Le persone che hai attorno ti hanno aiutata in questo?
La mia famiglia è sempre stata dalla mia parte in tutto e per tutto. Ho sempre avuto la fortuna di avere dei genitori che mi spronavano a fare qualsiasi cosa io volessi fare. Poi ho una sorella più piccolina, che è la mia luce. Tutto quello che faccio, cerco sempre di farlo nel migliore dei modi perché so che sono un po’ di esempio. Lei mi aiuta e io cerco di farcela anche per questo, perché so che c’è lei.
Fare musica vuol dire anche questo: sei un modello per chi ti ascolta. Senti di avere questo ruolo?
Quando qualcuno si “sbilancia” e decide di andare a cantare per alte persone, credo che abbia comunque una responsabilità. Parlo soprattutto di persone che sono già molto conosciute. Ci sono persone magari più piccole che ti seguono, ma anche adulti e credo sia giusto far vedere la parte migliore di te stessa. L’idea è quella di cercare di essere le persone migliori ogni giorno che passa e quindi di essere di esempio sempre.
Hai cantato la cover de “La cura”. Qual è la tua cura?
La mia cura?
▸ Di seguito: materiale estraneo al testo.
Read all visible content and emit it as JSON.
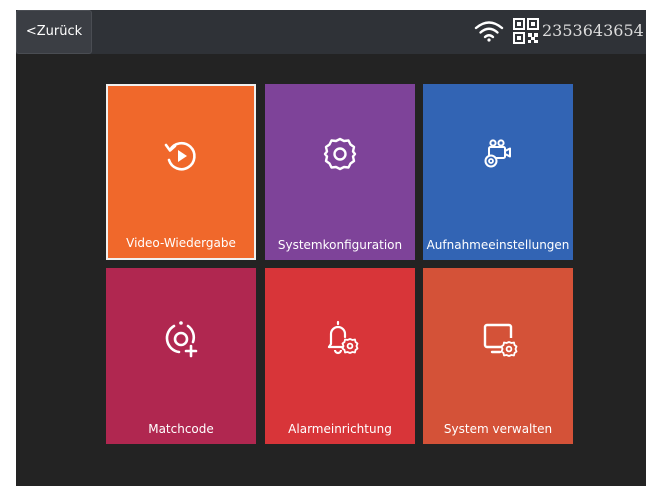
{
  "topbar": {
    "back_label": "<Zurück",
    "device_id": "2353643654"
  },
  "tiles": [
    {
      "label": "Video-Wiedergabe",
      "icon": "playback-icon",
      "color": "#f0682b",
      "selected": true
    },
    {
      "label": "Systemkonfiguration",
      "icon": "gear-icon",
      "color": "#7e4399",
      "selected": false
    },
    {
      "label": "Aufnahmeeinstellungen",
      "icon": "camera-settings-icon",
      "color": "#3264b4",
      "selected": false
    },
    {
      "label": "Matchcode",
      "icon": "add-device-icon",
      "color": "#b02750",
      "selected": false
    },
    {
      "label": "Alarmeinrichtung",
      "icon": "alarm-bell-icon",
      "color": "#d83539",
      "selected": false
    },
    {
      "label": "System verwalten",
      "icon": "system-manage-icon",
      "color": "#d45238",
      "selected": false
    }
  ]
}
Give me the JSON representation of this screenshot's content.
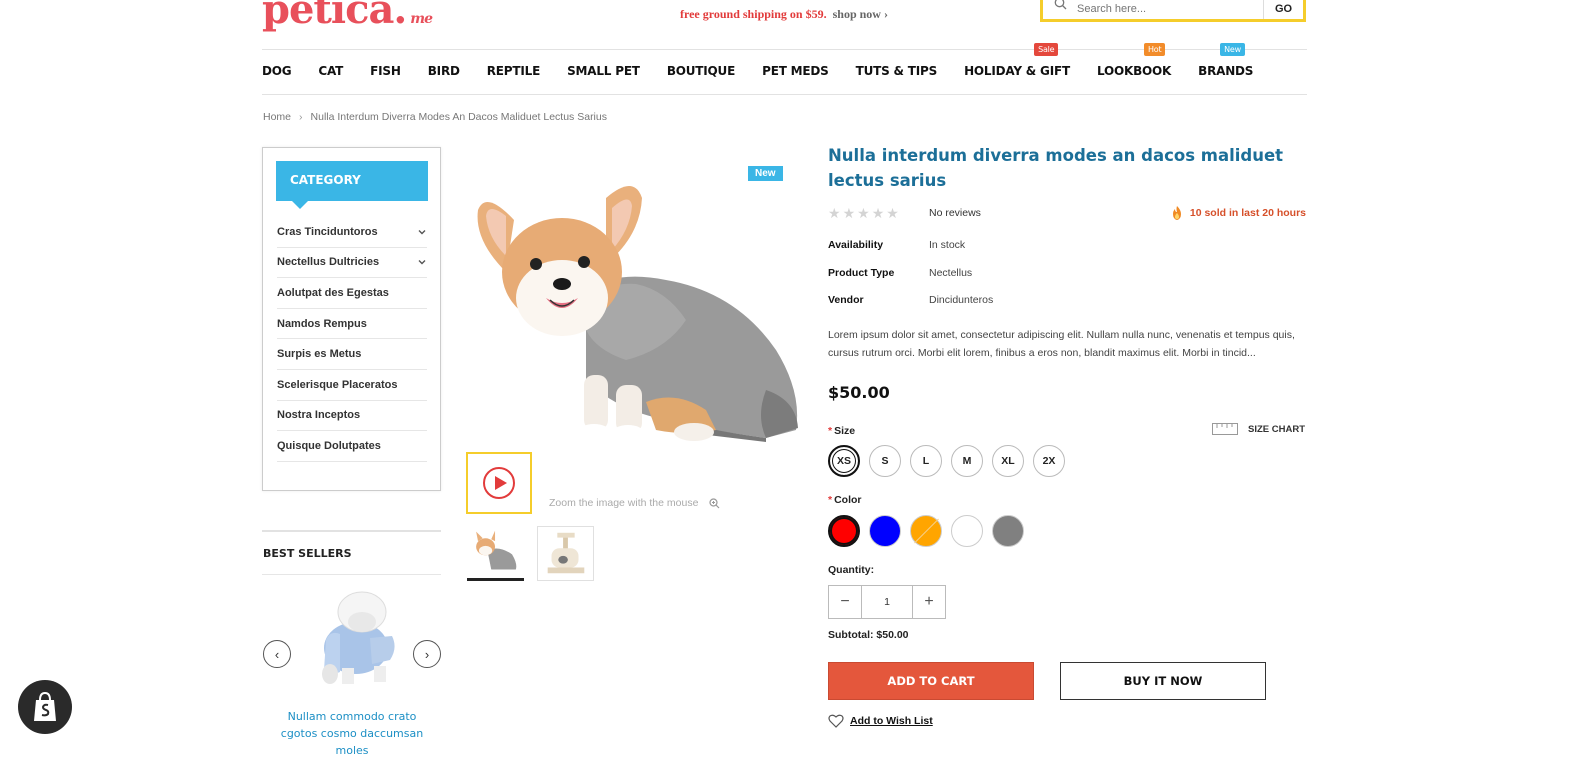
{
  "header": {
    "logo_text": "petica.",
    "logo_suffix": "me",
    "promo_text": "free ground shipping on $59.",
    "promo_link": "shop now",
    "search_placeholder": "Search here...",
    "search_button": "GO"
  },
  "nav": {
    "items": [
      {
        "label": "DOG"
      },
      {
        "label": "CAT"
      },
      {
        "label": "FISH"
      },
      {
        "label": "BIRD"
      },
      {
        "label": "REPTILE"
      },
      {
        "label": "SMALL PET"
      },
      {
        "label": "BOUTIQUE"
      },
      {
        "label": "PET MEDS"
      },
      {
        "label": "TUTS & TIPS"
      },
      {
        "label": "HOLIDAY & GIFT",
        "tag": "Sale"
      },
      {
        "label": "LOOKBOOK",
        "tag": "Hot"
      },
      {
        "label": "BRANDS",
        "tag": "New"
      }
    ]
  },
  "breadcrumb": {
    "home": "Home",
    "current": "Nulla Interdum Diverra Modes An Dacos Maliduet Lectus Sarius"
  },
  "sidebar": {
    "category_title": "CATEGORY",
    "categories": [
      {
        "label": "Cras Tinciduntoros",
        "expandable": true
      },
      {
        "label": "Nectellus Dultricies",
        "expandable": true
      },
      {
        "label": "Aolutpat des Egestas",
        "expandable": false
      },
      {
        "label": "Namdos Rempus",
        "expandable": false
      },
      {
        "label": "Surpis es Metus",
        "expandable": false
      },
      {
        "label": "Scelerisque Placeratos",
        "expandable": false
      },
      {
        "label": "Nostra Inceptos",
        "expandable": false
      },
      {
        "label": "Quisque Dolutpates",
        "expandable": false
      }
    ],
    "best_sellers_title": "BEST SELLERS",
    "best_seller_name": "Nullam commodo crato cgotos cosmo daccumsan moles"
  },
  "gallery": {
    "badge": "New",
    "zoom_hint": "Zoom the image with the mouse"
  },
  "product": {
    "title": "Nulla interdum diverra modes an dacos maliduet lectus sarius",
    "rating": 0,
    "reviews_text": "No reviews",
    "sold_text": "10 sold in last 20 hours",
    "availability_label": "Availability",
    "availability": "In stock",
    "type_label": "Product Type",
    "type": "Nectellus",
    "vendor_label": "Vendor",
    "vendor": "Dincidunteros",
    "description": "Lorem ipsum dolor sit amet, consectetur adipiscing elit. Nullam nulla nunc, venenatis et tempus quis, cursus rutrum orci. Morbi elit lorem, finibus a eros non, blandit maximus elit. Morbi in tincid...",
    "price": "$50.00",
    "size_label": "Size",
    "size_chart": "SIZE CHART",
    "sizes": [
      "XS",
      "S",
      "L",
      "M",
      "XL",
      "2X"
    ],
    "selected_size": "XS",
    "color_label": "Color",
    "colors": [
      {
        "name": "red",
        "hex": "#ff0000",
        "selected": true,
        "sold_out": false
      },
      {
        "name": "blue",
        "hex": "#0000ff",
        "selected": false,
        "sold_out": false
      },
      {
        "name": "orange",
        "hex": "#ffa500",
        "selected": false,
        "sold_out": true
      },
      {
        "name": "white",
        "hex": "#ffffff",
        "selected": false,
        "sold_out": false
      },
      {
        "name": "gray",
        "hex": "#808080",
        "selected": false,
        "sold_out": false
      }
    ],
    "quantity_label": "Quantity:",
    "quantity": "1",
    "subtotal": "Subtotal: $50.00",
    "add_to_cart": "ADD TO CART",
    "buy_now": "BUY IT NOW",
    "wishlist": "Add to Wish List"
  },
  "colors": {
    "accent_blue": "#3ab6e6",
    "title_blue": "#1c6f98",
    "cart_red": "#e4573c",
    "search_yellow": "#f5cd2b"
  }
}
Credo che la cura a tutto sia l’amore, in generale. L’amore per se stessi, l’amore per gli altri, l’amore in quello che si fa, l’amore nei piccoli gesti, l’amore incondizionato che ho per mia sorella, il mio volerla proteggere da tutto e da tutti, l’amore che può esserci per un paesaggio. Trovare quella piccolezza che ti fa vivere davvero la vita e non ti fa solo sopravvivere.
Dove ti porterà la tua “Tesla del futuro”?
Spero tanto lontano [ride, ndr], nel senso che la Tesla è qualcosa di molto futuristico, è stata portata anche su Marte, ed è ecosostenibile. Io spero di riuscire a vivere di musica e di poter portare in giro tutto il meglio di me. Spero di fare serate, di tornare ad abbracciare persone e a vedere i concerti insieme. Spero che il futuro, ora come ora, sia in realtà molto vicino.